County faces tough choice on lease for company with checkered environmental past
Seattle’s biggest industrial soot producer is seeking a lease renewal on county-owned land beside a heavily polluted south Seattle neighborhood with a large population of people of color and a documented history of air and water quality problems. It’s a neighborhood where, according to a health study, residents live sicker and die younger than people in whiter and more affluent parts of Seattle, in part because of high pollution levels. Government records show that the glass recycling plant operated by the multinational Ardagh Group near the base of the Highway 99 bridge over the Duwamish River is by far the most prolific single emitter of soot in the Puget Sound region. It sits beside Georgetown and South Park, two neighborhoods with some of Seattle’s biggest concentrations of minorities. Studies have identified it as an area with one of the highest asthma hospitalization rates in King County. Robert McCure and Sergio Olmos report. (Investigate West)

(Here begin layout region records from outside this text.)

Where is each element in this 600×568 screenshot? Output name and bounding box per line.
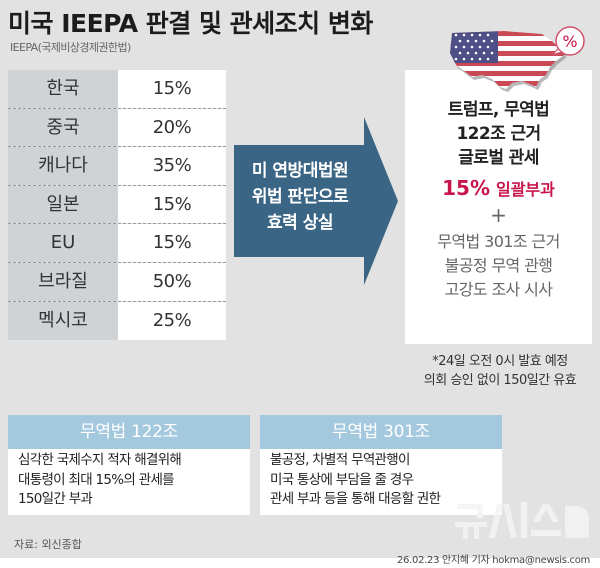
tariff-rate: 25% [118, 301, 226, 341]
law-description: 심각한 국제수지 적자 해결위해 대통령이 최대 15%의 관세를 150일간 … [8, 449, 250, 515]
country-name: 멕시코 [8, 301, 118, 341]
source-label: 자료: 외신종합 [14, 538, 82, 551]
footnote-line: *24일 오전 0시 발효 예정 [432, 354, 568, 369]
table-row: 한국 15% [8, 70, 226, 109]
law-body-line: 관세 부과 등을 통해 대응할 권한 [270, 491, 441, 507]
sub-line: 고강도 조사 시사 [444, 280, 553, 299]
law-body-line: 불공정, 차별적 무역관행이 [270, 452, 410, 468]
page-subtitle: IEEPA(국제비상경제권한법) [10, 41, 131, 54]
country-name: 중국 [8, 108, 118, 147]
arrow-line: 위법 판단으로 [251, 187, 349, 207]
table-row: 브라질 50% [8, 262, 226, 302]
footnote-line: 의회 승인 없이 150일간 유효 [423, 373, 577, 388]
tariff-rate: 20% [118, 108, 226, 147]
table-row: 멕시코 25% [8, 301, 226, 341]
us-flag-map-icon: % [450, 26, 585, 92]
highlight-rate: 15% [442, 176, 490, 200]
byline-credit: 26.02.23 안지혜 기자 hokma@newsis.com [397, 555, 590, 566]
law-description: 불공정, 차별적 무역관행이 미국 통상에 부담을 줄 경우 관세 부과 등을 … [260, 449, 502, 515]
plus-icon: + [490, 203, 507, 227]
law-title: 무역법 122조 [8, 415, 250, 449]
main-line: 122조 근거 [456, 124, 541, 144]
tariff-rate: 15% [118, 70, 226, 108]
sub-line: 불공정 무역 관행 [444, 256, 553, 275]
page-title: 미국 IEEPA 판결 및 관세조치 변화 [8, 9, 373, 38]
tariff-rate: 35% [118, 147, 226, 185]
country-tariff-table: 한국 15% 중국 20% 캐나다 35% 일본 15% EU 15% 브라질 … [8, 70, 226, 341]
law-body-line: 미국 통상에 부담을 줄 경우 [270, 471, 414, 488]
main-policy-text: 트럼프, 무역법 122조 근거 글로벌 관세 [405, 98, 592, 170]
law-box-301: 무역법 301조 불공정, 차별적 무역관행이 미국 통상에 부담을 줄 경우 … [260, 415, 502, 515]
newsis-watermark-logo [455, 502, 589, 539]
main-line: 트럼프, 무역법 [447, 100, 550, 120]
tariff-rate: 15% [118, 185, 226, 224]
country-name: EU [8, 224, 118, 262]
law-body-line: 대통령이 최대 15%의 관세를 [18, 471, 175, 488]
percent-badge: % [562, 32, 577, 51]
tariff-rate: 15% [118, 224, 226, 262]
tariff-rate: 50% [118, 262, 226, 301]
arrow-label: 미 연방대법원 위법 판단으로 효력 상실 [236, 158, 364, 236]
arrow-line: 효력 상실 [267, 213, 333, 233]
tariff-highlight: 15% 일괄부과 [405, 176, 592, 200]
country-name: 캐나다 [8, 147, 118, 185]
table-row: 캐나다 35% [8, 147, 226, 186]
highlight-label: 일괄부과 [495, 180, 555, 199]
sub-policy-text: 무역법 301조 근거 불공정 무역 관행 고강도 조사 시사 [405, 230, 592, 302]
table-row: EU 15% [8, 224, 226, 263]
country-name: 일본 [8, 185, 118, 224]
country-name: 브라질 [8, 262, 118, 301]
right-arrow-icon [234, 117, 398, 285]
law-body-line: 150일간 부과 [18, 491, 93, 507]
footnote: *24일 오전 0시 발효 예정 의회 승인 없이 150일간 유효 [400, 352, 600, 390]
main-line: 글로벌 관세 [458, 148, 539, 168]
law-body-line: 심각한 국제수지 적자 해결위해 [18, 452, 182, 468]
sub-line: 무역법 301조 근거 [437, 232, 560, 251]
table-row: 일본 15% [8, 185, 226, 225]
law-box-122: 무역법 122조 심각한 국제수지 적자 해결위해 대통령이 최대 15%의 관… [8, 415, 250, 515]
policy-summary-box: 트럼프, 무역법 122조 근거 글로벌 관세 15% 일괄부과 + 무역법 30… [405, 70, 592, 344]
arrow-line: 미 연방대법원 [251, 161, 349, 181]
law-title: 무역법 301조 [260, 415, 502, 449]
footer-band [0, 558, 600, 568]
table-row: 중국 20% [8, 108, 226, 148]
country-name: 한국 [8, 70, 118, 108]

Liberal promise to end open-pen salmon farms in B.C. making waves on East Coast
Canada's aquaculture industry is condemning a Liberal Party campaign promise to phase out open-pen salmon farms in British Columbia as "reckless" and "irresponsible," while a Liberal candidate running for re-election in a salmon farming area in southern New Brunswick is also expressing reservations. Karen Ludwig, who was elected MP for New Brunswick Southwest in 2015, said moving toward closed-containment systems, which involve farming fish in land-based tanks or in pens walled off from the open ocean, "really is a long transition, if that's even going to happen." Paul Withers reports. (CBC)

Concerned over dwindling salmon, advocates seek a political route to dam removal
After decades of court cases that have weakened federal management, the path to restoration may run through Congress. Carl Segerstrom reports. (High Country News/Crosscut)

‘Flushable’ wipes are a messy, expensive environmental problem
Personal wipes: we use them all over the house, car, and garage. We use them on the go, but when we get rid of them, it's causing big problems. Massive pipe clogs, broken sewer pumps, and toxic sewer overflows sometimes. It's hard to calculate exactly how it's costing homeowners and renters in the forms of higher water bills -- but it could easily be in the millions for cities and public works departments all across the country. In Seattle, it costs the city thousands upon thousands of staff hours to deal with this problem. Three or four times every month, crews have to respond to pumps that have stopped working. When they can't get to them in time, it can lead to some big problems. Tim Joyce reports. (KCPQ)

B.C. government distributing $100K for urban deer management programs
Deer may have a gentle and serene reputation, but the reality in some communities in British Columbia is quite different. According to the chair of the Provincial Urban Deer Advisory Committee, the creatures are behind plenty of frightening incidents...CBC News analysis done last year found deer were behind the second highest number of phone calls to conservation officers to report threatening wildlife in a two-year span between 2016-2018. The conservation officer's service received 406 calls about aggressive deer during that time. Rafferty Baker reports. (CBC)

Now, your tug weather--

West Entrance U.S. Waters Strait Of Juan De Fuca-  247 AM PDT Tue Oct 1 2019   
 W wind to 10 kt. Wind waves 1 ft or less. W swell 3 ft  at 15 seconds. 
 W wind to 10 kt. Wind waves 1 ft or less. W swell 3 ft  at 14 seconds.